As an employee, there’s a job description and everyone else working in the same environment has theirs. You all work together towards generating positive results for the enterprise for which you are employed. Within the context of that job description, time is spent doing what you’re suppose to be doing and connecting with others as needed. Each of you manages their time according to the work which needs to be accomplished in your own area, your own job description.
As “your own boss”, especially if you have never been your own boss before, you simply don’t have a clue. Why? Because much of the knowledge you need to run your own business is knowledge you simply don’t have! Simple!
If you’re an engineer, you know how to do the job of engineering but how about the job of promotion, accounting, setting fees, contracting, sales, web sites, social media and a host of other areas which the entrepreneur needs to master in their own business. Creating a budget and reading financial statements are often overwhelming to new entrepreneurs because everything is so new to them – how can they predict the future of a business they’ve never owned before when there’s no history on which to substantiate numbers? Most people, even if they have had to deal with financial statements before in their jobs, have only a micro understanding of what the numbers mean especially if someone else was responsible for the budget. In your own business, you need to understand thoroughly what the numbers mean and the story being told.
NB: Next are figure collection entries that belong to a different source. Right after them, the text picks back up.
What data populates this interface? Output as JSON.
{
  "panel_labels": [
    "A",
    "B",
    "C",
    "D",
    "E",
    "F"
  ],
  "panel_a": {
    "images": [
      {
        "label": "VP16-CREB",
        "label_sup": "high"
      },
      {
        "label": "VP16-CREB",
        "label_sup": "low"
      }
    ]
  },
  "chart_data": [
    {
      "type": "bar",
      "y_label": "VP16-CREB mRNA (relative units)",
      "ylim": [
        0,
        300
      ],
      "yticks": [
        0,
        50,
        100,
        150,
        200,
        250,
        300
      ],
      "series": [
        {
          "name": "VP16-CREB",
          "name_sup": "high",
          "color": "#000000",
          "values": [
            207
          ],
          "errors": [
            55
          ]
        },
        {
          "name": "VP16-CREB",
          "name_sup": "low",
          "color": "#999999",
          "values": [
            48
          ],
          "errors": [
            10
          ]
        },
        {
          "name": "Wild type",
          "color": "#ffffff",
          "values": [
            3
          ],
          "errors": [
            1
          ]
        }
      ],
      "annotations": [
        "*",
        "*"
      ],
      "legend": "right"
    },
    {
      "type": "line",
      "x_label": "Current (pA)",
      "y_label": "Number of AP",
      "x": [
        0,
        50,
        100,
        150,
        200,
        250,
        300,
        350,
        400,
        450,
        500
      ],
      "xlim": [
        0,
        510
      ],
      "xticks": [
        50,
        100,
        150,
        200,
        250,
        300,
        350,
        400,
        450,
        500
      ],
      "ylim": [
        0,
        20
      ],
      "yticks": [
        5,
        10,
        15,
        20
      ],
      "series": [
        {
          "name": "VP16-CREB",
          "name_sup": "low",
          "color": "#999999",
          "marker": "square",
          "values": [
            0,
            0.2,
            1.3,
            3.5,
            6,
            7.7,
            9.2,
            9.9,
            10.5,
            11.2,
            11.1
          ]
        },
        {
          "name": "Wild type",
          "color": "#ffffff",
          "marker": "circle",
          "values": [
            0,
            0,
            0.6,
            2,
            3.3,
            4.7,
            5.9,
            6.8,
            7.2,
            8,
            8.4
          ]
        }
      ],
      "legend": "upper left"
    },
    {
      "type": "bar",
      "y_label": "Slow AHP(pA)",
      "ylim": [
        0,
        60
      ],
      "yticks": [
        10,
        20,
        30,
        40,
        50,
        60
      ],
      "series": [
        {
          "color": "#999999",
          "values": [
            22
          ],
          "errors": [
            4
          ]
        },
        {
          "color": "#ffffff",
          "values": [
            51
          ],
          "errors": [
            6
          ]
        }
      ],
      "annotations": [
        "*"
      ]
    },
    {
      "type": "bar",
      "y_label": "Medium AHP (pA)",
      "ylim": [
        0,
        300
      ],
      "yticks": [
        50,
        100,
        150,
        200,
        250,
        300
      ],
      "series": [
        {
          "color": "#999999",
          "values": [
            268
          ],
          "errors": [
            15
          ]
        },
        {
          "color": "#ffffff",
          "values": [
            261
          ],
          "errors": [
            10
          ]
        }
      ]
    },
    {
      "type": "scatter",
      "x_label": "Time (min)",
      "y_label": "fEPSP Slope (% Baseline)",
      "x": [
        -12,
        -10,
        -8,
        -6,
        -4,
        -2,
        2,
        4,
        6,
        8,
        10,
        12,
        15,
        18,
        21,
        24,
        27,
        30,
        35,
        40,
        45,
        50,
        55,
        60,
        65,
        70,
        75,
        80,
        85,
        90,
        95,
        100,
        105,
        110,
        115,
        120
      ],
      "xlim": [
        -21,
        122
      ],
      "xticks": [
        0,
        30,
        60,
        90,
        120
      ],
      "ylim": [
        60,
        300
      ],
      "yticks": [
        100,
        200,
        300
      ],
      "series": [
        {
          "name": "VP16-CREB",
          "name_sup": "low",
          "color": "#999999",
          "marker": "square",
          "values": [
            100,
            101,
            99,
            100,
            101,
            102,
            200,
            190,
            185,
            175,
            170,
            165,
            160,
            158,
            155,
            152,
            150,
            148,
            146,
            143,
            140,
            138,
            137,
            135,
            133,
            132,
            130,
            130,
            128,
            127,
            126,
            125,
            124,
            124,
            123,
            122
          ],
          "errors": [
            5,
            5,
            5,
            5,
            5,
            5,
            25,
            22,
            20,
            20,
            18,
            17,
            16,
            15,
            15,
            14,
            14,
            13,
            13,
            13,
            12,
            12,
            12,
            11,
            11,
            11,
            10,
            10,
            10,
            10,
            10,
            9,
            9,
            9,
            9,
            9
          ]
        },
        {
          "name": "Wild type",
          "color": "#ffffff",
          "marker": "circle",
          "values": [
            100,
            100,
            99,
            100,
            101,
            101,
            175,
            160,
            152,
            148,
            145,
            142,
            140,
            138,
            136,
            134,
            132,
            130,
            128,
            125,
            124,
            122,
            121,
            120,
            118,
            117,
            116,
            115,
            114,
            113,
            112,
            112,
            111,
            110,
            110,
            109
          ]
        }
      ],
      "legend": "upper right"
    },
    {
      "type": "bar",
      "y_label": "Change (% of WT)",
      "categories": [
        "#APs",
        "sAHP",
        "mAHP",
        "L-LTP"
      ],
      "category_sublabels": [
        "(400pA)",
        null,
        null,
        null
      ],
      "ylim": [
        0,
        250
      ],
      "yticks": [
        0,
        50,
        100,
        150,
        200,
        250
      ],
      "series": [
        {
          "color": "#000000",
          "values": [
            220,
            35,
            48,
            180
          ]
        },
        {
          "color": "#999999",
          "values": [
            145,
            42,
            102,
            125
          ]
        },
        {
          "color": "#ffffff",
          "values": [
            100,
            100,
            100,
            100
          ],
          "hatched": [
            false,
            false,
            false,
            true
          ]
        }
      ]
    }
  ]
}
How can someone possibly manage their time when they don’t know what they’re suppose to be doing? They cannot. It’s impossible.
For instance, if someone said “make a chicken soup from scratch” and you don’t know how to cook, how would you know what to do to make a chicken soup from scratch. You’d have to ask someone who knows or you’d have to find a recipe to follow. Either way, you’d need the knowledge.
Knowledge is paramount – know-how – if you know what to do and how to do it, it’s much easier to manage your time – step 1, step 2, step 3 and when the steps don’t quite follow, you know what to do about that too because your knowledge and experience will give your brain the ability to come up with a solution.
Next time you see hours passing by and you still haven’t produced anything worthwhile, knowledge is likely the missing link. The same happens with new employees. Often managers are bewildered why a new employee isn’t performing. Good training is likely the answer because once a person knows how to do a job, generally, they can organize themselves to get it done.
If you’re having problems with your time management at work, sometimes it’s useful to determine whether or not you have the knowledge required to do the work efficiently. If so, find the knowledge or the people to help you.
Time management is intricately connected to what you know, to knowledge and to experience. That’s why experience is so valuable – experience is knowledge gained outside of the book learning – the creative side of learning.